The residents of a house on the second floor of a building rarely count its altitude as a virtue. It is usually a source of complaint. This, for me, changes for the few months of the year where I am able to get a sight of the flowering Semal from inside the house, via a perfectly placed living room window.
Today, however, the sight struck a unique chord. A realisation, of sorts; a reminder, in effect.
Two sequential sightings of this flowered Semal is the most visible depiction of the passage of a definite period of time: devoid of the imagined reality of 31 December turning into the first day of January, or the astronomical invisibility of the cosmic interplay between the Earth and the Sun.

A year has passed. It did so too on January the first; today, however, the concept seemed more than academic.
I am usually unfazed towards the end of years and the beginning of newer ones; generally not giving in to the mental temptation of evaluating the progress made through this arbitrary period of time. The resilience seems to have stemmed from an indifference to the number at the end of the date. Today, the indifference seemed to have been found out. In the face of an inquisitive Semal seemingly asking me what I had managed to do in the intervening time between two flowering seasons, I had to reflect.
What was I worrying about a year ago?
In the typical storyline of the self-help exercise which involves trying to answer this question after posing it to oneself, the respondents usually struggle to remember; the futility of ‘worrying’ is thus established.

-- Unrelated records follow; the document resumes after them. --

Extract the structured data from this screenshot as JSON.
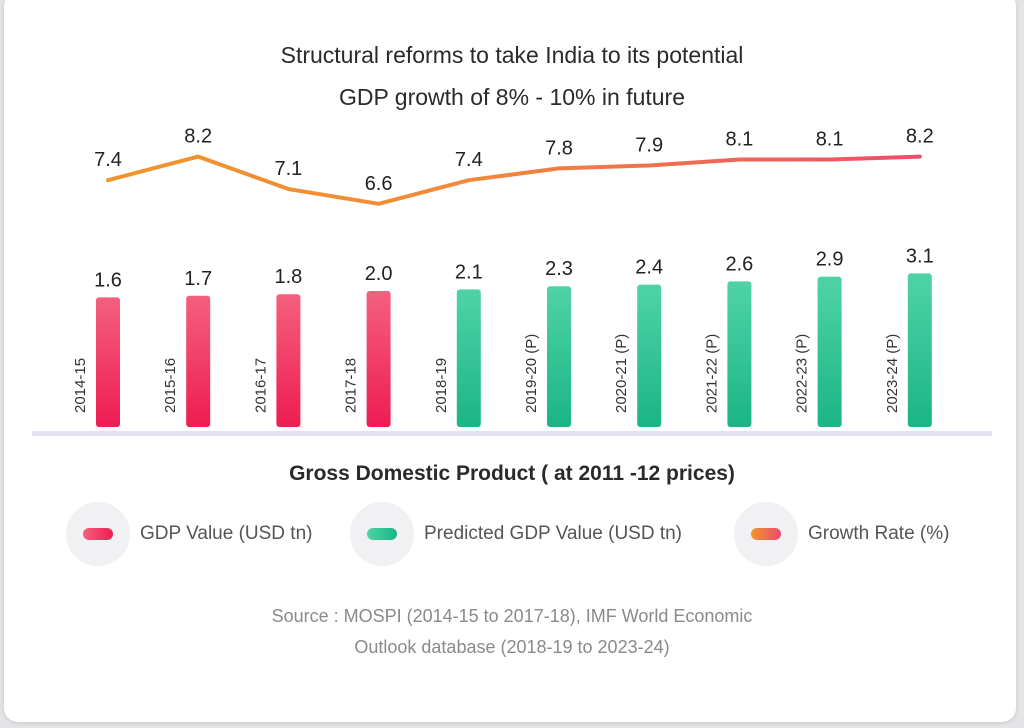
{
  "chart_data": {
    "type": "bar",
    "title_lines": [
      "Structural reforms to take India to its potential",
      "GDP growth of 8% - 10% in future"
    ],
    "categories": [
      "2014-15",
      "2015-16",
      "2016-17",
      "2017-18",
      "2018-19",
      "2019-20 (P)",
      "2020-21 (P)",
      "2021-22 (P)",
      "2022-23 (P)",
      "2023-24 (P)"
    ],
    "series": [
      {
        "name": "GDP Value (USD tn)",
        "type": "bar",
        "values": [
          1.6,
          1.7,
          1.8,
          2.0,
          null,
          null,
          null,
          null,
          null,
          null
        ]
      },
      {
        "name": "Predicted GDP Value (USD tn)",
        "type": "bar",
        "values": [
          null,
          null,
          null,
          null,
          2.1,
          2.3,
          2.4,
          2.6,
          2.9,
          3.1
        ]
      },
      {
        "name": "Growth Rate (%)",
        "type": "line",
        "values": [
          7.4,
          8.2,
          7.1,
          6.6,
          7.4,
          7.8,
          7.9,
          8.1,
          8.1,
          8.2
        ]
      }
    ],
    "bar_labels": [
      "1.6",
      "1.7",
      "1.8",
      "2.0",
      "2.1",
      "2.3",
      "2.4",
      "2.6",
      "2.9",
      "3.1"
    ],
    "line_labels": [
      "7.4",
      "8.2",
      "7.1",
      "6.6",
      "7.4",
      "7.8",
      "7.9",
      "8.1",
      "8.1",
      "8.2"
    ],
    "xlabel": "Gross Domestic Product ( at 2011 -12 prices)",
    "legend_position": "bottom",
    "grid": false
  },
  "colors": {
    "gdp": "#f0285d",
    "predicted": "#22c08f",
    "growth_start": "#f0962a",
    "growth_end": "#ee4a6e",
    "baseline": "#e4e2f0"
  },
  "legend": [
    {
      "label": "GDP Value (USD tn)",
      "key": "gdp"
    },
    {
      "label": "Predicted GDP Value (USD tn)",
      "key": "predicted"
    },
    {
      "label": "Growth Rate (%)",
      "key": "growth"
    }
  ],
  "source_lines": [
    "Source : MOSPI (2014-15 to 2017-18), IMF World Economic",
    "Outlook database (2018-19 to 2023-24)"
  ]
}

To me, answers came thick and fast.
I was definitely worried. Worried about how I was going to even begin the process of getting to where I eventually wanted to get. About being inadequately skilled, inadequately talented, inadequately sociable and inadequately embellished — with labels, the kinds that portray success and achievement in society, and bring along with them a measure of respect. Worried about what I had to show for the ever increasing reservoir of time that had passed.
I still worry. The subjects of concern have perhaps shifted; but the propensity to wistfully deliberate has remained.
The memory of a rich diversity of experience — gained in this period of time — flooded in, seemingly as response. Each of these experiences has contributed to a spectrum of learning.
The first-ever foray into a workplace; the re-evaluation of a relationship; the will to invest in new friendship; the liberation of a life lived with greater impulse; the futility of narrative; the subjectivity of joy; the unraveling of conviction and the acknowledgement of possibility; the rebellion that is optimism; the bedrock of old friendship; the absolute foundation that is family.
So much has been gained, and some lost: a transformative period of time. It took the Semal for me to be able to identify it in summary.
The flowers have already begun to drop from the branches. An indication; a trigger, almost, to lumber on. There seems to be no finish line: the Semal is perfectly okay with this absence of a summit, and so, it seems to me, must we.